14.- A 19 de Dezembro de 2017 a Câmara Municipal .... emitiu o alvará
de licenciamento de obras de ampliação nº 37/…, em nome da R. CC,
com vista a ampliação/legalização de moradia no prédio sito em
Estrada …. – ..., da freguesia ... e Município ..., descrito na
Conservatória do Registo Predial .... sob o nº .../... e ....
15.- A 06-02-2018 foi emitido alvará de autorização de utilização nº …,
em nome da R. CC, respeitante a uma habitação T2, com a área de
construção de 141m2, sita na Estrada ...– ..., da freguesia ... e
Município ..., no prédio descrito na Conservatória do Registo Predial ...
sob o nº .../....
16.- A 08-02-2018 a R. CC apresentou no Serviço de Finanças ...
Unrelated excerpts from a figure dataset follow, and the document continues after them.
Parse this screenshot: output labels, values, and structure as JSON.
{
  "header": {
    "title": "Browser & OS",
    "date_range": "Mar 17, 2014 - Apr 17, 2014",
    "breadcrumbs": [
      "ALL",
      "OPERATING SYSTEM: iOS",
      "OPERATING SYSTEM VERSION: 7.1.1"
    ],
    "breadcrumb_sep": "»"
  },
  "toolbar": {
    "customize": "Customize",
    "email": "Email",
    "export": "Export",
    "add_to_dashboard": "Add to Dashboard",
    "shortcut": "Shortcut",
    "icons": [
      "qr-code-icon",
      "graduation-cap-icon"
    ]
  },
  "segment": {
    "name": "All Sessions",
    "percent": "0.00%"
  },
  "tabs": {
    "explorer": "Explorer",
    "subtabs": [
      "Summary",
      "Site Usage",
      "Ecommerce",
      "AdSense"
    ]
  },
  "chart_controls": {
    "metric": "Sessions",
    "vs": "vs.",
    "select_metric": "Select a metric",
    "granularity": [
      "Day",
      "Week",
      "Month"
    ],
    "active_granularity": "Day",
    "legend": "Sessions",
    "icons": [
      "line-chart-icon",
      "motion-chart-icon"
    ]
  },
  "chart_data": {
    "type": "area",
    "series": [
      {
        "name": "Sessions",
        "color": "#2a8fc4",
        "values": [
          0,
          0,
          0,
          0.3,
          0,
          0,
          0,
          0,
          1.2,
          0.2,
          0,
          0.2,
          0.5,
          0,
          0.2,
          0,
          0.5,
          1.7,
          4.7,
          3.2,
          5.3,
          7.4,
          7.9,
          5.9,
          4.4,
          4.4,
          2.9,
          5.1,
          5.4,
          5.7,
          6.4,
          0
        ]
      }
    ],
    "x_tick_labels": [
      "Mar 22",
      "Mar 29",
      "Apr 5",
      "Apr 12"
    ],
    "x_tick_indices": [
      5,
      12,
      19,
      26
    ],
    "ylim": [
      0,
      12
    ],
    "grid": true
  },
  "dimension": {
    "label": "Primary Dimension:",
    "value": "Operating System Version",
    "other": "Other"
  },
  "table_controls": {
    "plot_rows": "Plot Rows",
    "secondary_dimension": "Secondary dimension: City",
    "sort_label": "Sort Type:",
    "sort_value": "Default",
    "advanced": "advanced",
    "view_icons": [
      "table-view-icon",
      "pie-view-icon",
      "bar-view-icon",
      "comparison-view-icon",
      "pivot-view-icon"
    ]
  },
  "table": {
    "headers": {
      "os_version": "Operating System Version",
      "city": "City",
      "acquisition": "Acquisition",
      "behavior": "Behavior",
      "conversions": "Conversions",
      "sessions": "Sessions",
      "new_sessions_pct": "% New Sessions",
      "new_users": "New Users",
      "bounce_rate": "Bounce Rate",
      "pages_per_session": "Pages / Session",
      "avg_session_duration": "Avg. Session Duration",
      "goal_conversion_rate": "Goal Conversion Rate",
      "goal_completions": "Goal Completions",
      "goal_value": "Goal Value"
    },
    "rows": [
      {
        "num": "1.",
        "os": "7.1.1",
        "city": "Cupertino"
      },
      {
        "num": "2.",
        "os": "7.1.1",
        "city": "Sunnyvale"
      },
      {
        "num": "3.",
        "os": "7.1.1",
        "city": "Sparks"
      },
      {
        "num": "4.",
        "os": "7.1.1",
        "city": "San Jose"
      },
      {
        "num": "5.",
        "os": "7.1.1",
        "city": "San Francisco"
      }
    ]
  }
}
“declaração para inscrição ou actualização de prédios urbanos na
matriz”, com vista a criação de prédio novo, a que foi atribuído o artigo
provisório ..., moradia T2 com a área bruta de construção de 103m2,
implantada num terreno com 420m2.
17.- A 22 de Fevereiro de 2018 a Câmara Municipal ... deliberou
autorizar o destaque da parcela com a área de 400m2, “a confrontar a
Norte com CC, Sul com ..., Leste com CC e Caminho Público e Oeste
com HH, a destacar do prédio rústico, com a área quatro mil e
quinhentos metros quadrados, localizado ao sítio ..., freguesia ... e
Município ..., descrito na Conservatória do Registo Predial ..., sob o
número …., da freguesia ..., inscrito na matriz cadastral sob o artigo
rústico número um barra dez da secção “…”, a confrontara Norte com
II; Sul com Herdeiros de JJ; Leste com LL e Oeste com HH. A parcela
restante fica com a área de quatro mil e quarenta e quatro metros
quadrados (…).”
18.- A 10-04-2018 a R. CC apresentou reclamação no Serviço de
Finanças ..., reclamando da avaliação efectuada ao prédio urbano,
conforme documento junto a fls. 64v a 65, cujo teor se dá aqui por
integralmente reproduzido, onde refere que “não pode submeter a
registo o identificado prédio, uma vez que há divergências de áreas
entre o destaque aprovado pela Câmara Municipal de ... e a avaliação
que acaba de ser feita por esses serviços”.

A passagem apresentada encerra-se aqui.